- Hazelvale
- Coordinates: 34°55′31″S 116°49′20″E﻿ / ﻿34.92531°S 116.82222°E
- Country: Australia
- State: Western Australia
- LGA(s): Shire of Denmark;
- Location: 340 km (210 mi) SE of Perth; 10 km (6.2 mi) NE of Walpole; 50 km (31 mi) W of Denmark;

Government
- • State electorate(s): Warren-Blackwood;
- • Federal division(s): O'Connor;

Area
- • Total: 53.1 km^{2} (20.5 sq mi)

Population
- • Total(s): 83 (SAL 2021)
- Postcode: 6333
Localities around Hazelvale
| Trent | Trent | Trent |
| North Walpole | Hazelvale | Tingledale |
| Walpole | Nornalup | Tingledale |

= Hazelvale, Western Australia =

Locality in the Shire of Denmark, Western Australia

Hazelvale is a rural locality of the Shire of Denmark in the Great Southern region of Western Australia. The Frankland River forms much of the western border of Hazelvale. The Walpole-Nornalup National Park extends into the south-west of the locality.

==History==
Hazelvale is located on the traditional land of the Noongar.

The Hazelvale School and teacher's residence is listed on the shire's heritage register. Hazelvale was settled as part of the Group Settlement Scheme, being part of Group 139, originally under the name of Hazelwood. The school operated continuously from 1928 until 1941, when a teacher shortage because of the war forced its closure. The school did not reopen after the end of the war, with pupils attending school in Walpole instead.
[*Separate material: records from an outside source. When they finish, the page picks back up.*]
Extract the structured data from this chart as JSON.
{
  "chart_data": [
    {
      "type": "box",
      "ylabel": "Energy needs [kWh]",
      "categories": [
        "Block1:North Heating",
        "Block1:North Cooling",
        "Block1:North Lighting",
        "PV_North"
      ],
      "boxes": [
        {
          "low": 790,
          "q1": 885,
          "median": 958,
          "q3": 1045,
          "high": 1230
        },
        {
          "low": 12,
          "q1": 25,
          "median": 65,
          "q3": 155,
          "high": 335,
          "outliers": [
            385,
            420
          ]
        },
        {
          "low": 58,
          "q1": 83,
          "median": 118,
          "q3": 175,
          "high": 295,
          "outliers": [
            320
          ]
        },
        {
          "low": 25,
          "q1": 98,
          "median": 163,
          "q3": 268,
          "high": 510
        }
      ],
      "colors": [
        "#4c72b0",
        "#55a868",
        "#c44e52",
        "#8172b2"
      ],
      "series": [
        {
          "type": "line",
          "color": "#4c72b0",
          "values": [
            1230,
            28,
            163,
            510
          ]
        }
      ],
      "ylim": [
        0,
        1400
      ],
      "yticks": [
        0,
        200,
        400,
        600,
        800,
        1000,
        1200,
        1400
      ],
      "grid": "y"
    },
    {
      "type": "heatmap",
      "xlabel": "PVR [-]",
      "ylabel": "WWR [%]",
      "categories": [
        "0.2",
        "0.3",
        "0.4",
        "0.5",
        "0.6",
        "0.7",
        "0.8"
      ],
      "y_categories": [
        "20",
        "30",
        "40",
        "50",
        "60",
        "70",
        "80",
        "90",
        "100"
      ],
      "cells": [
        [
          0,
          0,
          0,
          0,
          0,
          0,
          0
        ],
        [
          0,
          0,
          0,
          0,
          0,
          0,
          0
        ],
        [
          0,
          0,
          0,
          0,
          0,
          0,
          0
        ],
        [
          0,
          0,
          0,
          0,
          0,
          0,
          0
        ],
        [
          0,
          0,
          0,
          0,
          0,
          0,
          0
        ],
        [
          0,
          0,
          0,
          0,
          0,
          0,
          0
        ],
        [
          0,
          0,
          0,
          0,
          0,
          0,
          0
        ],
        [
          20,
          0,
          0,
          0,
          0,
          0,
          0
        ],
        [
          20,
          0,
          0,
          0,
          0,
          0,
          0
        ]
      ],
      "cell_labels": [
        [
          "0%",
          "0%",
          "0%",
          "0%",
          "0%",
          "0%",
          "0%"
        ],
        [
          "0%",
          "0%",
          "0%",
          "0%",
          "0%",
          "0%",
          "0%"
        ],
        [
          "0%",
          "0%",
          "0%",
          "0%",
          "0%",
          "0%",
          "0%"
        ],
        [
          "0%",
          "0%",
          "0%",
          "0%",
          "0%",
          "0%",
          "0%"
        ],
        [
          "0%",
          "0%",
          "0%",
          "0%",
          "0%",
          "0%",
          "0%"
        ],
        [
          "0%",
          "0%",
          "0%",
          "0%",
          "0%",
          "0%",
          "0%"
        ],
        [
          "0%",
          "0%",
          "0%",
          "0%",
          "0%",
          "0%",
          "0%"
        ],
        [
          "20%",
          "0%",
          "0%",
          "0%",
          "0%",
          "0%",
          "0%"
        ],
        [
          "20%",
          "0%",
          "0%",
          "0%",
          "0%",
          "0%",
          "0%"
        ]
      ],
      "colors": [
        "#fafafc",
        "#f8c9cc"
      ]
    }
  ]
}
The Sappers Bridge is also listed on the shire's heritage register and is located on the border of Hazelvale and Walpole. One of the few bridges over the Frankland River, the bridge was constructed in late 1982 by the 22nd Construction Squadron of the Royal Australian Engineers for the National Parks Authority of Western Australia as part of a construction exercise. The timber bridge replaced a previous structure that had been damaged by floods. The bridge is utilised by the Bibbulmun Track.